Entropy Books is a class act, something you notice with every purchase or transaction you make: Shearer does not crimp when serving you, like so many stingy, penny-pinching, big-name, reputed antiquarian booksellers I know. I assumed this largesse must stem from a high-flying bookselling career or from having turned his personal collection of fine press books into stock, and was startled to learn from him that his life as a rare bookseller has not been easy at all; it has been hard-won with a continued edginess to it. He told his story:

“When I first got started — sometime in the late 1970s in Ann Arbor — I used to frequent a Borders Bookshop, then at its original and only location, that would put out tables of remainders. Across the street was a used bookshop I was fond of, and I noticed they displayed a copy of a recent fiction title as a first edition at $15. I had just seen a stack of the same book at Borders at $1.98. I asked the owner about this and he shrugged it off. I went back across the street and bought five at $1.98. This really got my interest.”

“In the meantime, I was buying inexpensive first editions and was on the lookout for unusual fine press books. In 1981, I was able to issue my first catalogue. Another early find was in Kalamazoo at the Bicentennial Bookshop where I found The Tower of Babel by Thomas Merton. This was published by New Directions and printed in Germany, with woodcuts by Gerhard Marcks, designed by Richard von Sichowsky and bound by Christian Zwang. This book was another eye-opener, and I bought it on my return trip for $200, easily my most expensive purchase then. Several years later when I was unemployed and pressed for cash, I had to sell it to a used books store with a stack of other nice books. I don’t think I got $100 for it.”

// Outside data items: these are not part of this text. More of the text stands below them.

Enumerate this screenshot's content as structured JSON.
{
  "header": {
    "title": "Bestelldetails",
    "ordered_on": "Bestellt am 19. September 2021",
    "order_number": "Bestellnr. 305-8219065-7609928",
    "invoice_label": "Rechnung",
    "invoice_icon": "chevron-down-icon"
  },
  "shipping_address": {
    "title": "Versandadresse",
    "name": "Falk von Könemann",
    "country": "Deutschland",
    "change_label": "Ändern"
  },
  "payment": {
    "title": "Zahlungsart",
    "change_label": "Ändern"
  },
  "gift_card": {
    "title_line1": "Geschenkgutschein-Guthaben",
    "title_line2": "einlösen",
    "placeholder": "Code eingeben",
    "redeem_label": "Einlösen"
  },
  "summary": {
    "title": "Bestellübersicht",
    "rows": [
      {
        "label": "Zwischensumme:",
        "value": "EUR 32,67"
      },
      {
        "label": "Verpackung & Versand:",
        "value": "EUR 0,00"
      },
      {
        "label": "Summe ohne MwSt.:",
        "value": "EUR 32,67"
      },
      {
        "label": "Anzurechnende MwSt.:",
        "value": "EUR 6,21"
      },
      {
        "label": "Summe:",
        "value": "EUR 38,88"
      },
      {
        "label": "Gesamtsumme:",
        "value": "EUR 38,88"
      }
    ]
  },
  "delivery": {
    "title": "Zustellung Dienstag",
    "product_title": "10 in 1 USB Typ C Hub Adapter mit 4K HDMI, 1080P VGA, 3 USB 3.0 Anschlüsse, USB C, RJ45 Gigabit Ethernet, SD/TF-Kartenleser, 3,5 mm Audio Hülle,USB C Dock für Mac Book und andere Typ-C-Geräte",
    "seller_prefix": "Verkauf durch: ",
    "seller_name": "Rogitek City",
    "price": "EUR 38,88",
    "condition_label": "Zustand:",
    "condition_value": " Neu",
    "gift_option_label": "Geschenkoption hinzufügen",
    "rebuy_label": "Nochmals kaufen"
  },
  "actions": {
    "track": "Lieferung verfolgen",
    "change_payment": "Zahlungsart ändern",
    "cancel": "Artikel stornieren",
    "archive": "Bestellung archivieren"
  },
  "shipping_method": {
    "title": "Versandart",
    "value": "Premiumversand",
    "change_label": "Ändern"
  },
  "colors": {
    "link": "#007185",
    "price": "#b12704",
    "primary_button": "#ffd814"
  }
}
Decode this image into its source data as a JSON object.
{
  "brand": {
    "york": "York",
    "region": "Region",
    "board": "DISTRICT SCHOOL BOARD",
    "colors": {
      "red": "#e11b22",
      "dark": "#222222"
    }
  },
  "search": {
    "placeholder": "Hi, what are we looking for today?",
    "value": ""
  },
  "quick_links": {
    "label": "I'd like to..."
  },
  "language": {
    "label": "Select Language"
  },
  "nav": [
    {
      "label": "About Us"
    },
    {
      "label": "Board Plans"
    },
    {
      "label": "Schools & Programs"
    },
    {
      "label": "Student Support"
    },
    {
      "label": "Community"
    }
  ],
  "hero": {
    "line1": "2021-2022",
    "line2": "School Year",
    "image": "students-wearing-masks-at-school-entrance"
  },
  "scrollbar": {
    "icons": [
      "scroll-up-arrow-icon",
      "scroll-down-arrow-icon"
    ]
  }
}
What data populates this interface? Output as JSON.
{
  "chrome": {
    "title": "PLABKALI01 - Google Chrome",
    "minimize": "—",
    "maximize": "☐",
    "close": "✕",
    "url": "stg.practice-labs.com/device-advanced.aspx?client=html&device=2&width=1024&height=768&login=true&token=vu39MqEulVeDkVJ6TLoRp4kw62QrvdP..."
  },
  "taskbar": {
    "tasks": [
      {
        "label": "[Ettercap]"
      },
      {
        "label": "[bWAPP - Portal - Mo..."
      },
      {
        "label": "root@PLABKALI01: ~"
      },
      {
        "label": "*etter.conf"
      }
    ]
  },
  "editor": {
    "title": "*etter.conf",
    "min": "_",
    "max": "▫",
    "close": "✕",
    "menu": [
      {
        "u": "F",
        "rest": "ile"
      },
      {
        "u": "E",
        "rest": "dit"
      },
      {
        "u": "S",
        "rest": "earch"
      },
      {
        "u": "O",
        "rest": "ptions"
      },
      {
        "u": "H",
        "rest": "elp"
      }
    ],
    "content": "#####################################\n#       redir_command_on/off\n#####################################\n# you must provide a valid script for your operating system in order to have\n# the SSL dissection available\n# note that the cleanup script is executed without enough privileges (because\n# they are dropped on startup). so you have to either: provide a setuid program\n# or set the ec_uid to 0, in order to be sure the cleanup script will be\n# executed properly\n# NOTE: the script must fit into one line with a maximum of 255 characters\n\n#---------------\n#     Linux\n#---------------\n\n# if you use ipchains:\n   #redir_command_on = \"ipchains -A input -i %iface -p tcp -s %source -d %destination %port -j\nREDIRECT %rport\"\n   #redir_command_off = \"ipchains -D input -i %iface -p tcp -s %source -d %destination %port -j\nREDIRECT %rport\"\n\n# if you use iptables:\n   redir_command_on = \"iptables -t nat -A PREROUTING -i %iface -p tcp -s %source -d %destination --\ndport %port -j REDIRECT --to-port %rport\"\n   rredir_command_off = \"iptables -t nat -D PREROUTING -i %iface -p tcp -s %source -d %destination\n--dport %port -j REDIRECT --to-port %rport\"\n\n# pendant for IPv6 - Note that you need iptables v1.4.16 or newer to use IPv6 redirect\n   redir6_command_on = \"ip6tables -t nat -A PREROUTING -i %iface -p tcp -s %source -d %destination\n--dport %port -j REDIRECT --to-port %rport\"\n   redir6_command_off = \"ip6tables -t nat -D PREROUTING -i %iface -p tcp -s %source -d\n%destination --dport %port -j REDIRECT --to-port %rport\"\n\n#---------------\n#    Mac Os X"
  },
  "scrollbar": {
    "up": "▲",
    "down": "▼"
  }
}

“The book store listed it for $2,000 and eventually sold it. I can’t find a copy on the market today. One more early book-buying/ selling experience comes to mind. At the Detroit Institute of Arts, I happened upon an exhibition of fine presses. One that made a great impression on me was Waiting for Godot by Samuel Beckett; only 40 copies signed by him, printed and illustrated by Dellas Hencke. I bought an unbound copy for $1,000. A few years later, the Iowa Center for the Book published its near companion, Company, this one bound by William Anthony and also for $1,000, and I felt compelled to get that also.”

“At this time, as I was falling deeper into debt, I happened to meet a legendary Ann Arbor dealer who was renowned for his unscrupulous dealings. Still, he was near my house and was willing to spend, and I was desperate. He came over, and I watched carefully as it was rumoured that he stole books. As soon as he saw the Beckett books, he agreed to buy them for my asking price of $2,000, and insisted on buying another book that I didn’t want to sell. He had the advantage, and I had a good cash infusion.”

“Years later, I saw those two books listed on the Net: He had bound them uniformly into three volumes (the third containing extra etchings and correspondence between me and the artist) in the most amateurish manner in what looked like purple padded leather. He had destroyed the exquisite William Anthony binding. He was asking around $9,000 for them. Another forced sale gone bad. From the first, I have never been a book collector. I could never afford to be.”

Shearer narrated many such stories to me, letting me see what a battle it had been to make his antiquarian bookshop a good, viable business; the struggle to sustain work you are passionate about and squeeze a living out of it. It was typical of this extraordinary bookman’s modesty to recount the stories of books that got away rather than his most successful deals. There were many of those too, of course, but they will have to keep for another column.

Pradeep Sebastian is a bibliophile, columnist and critic.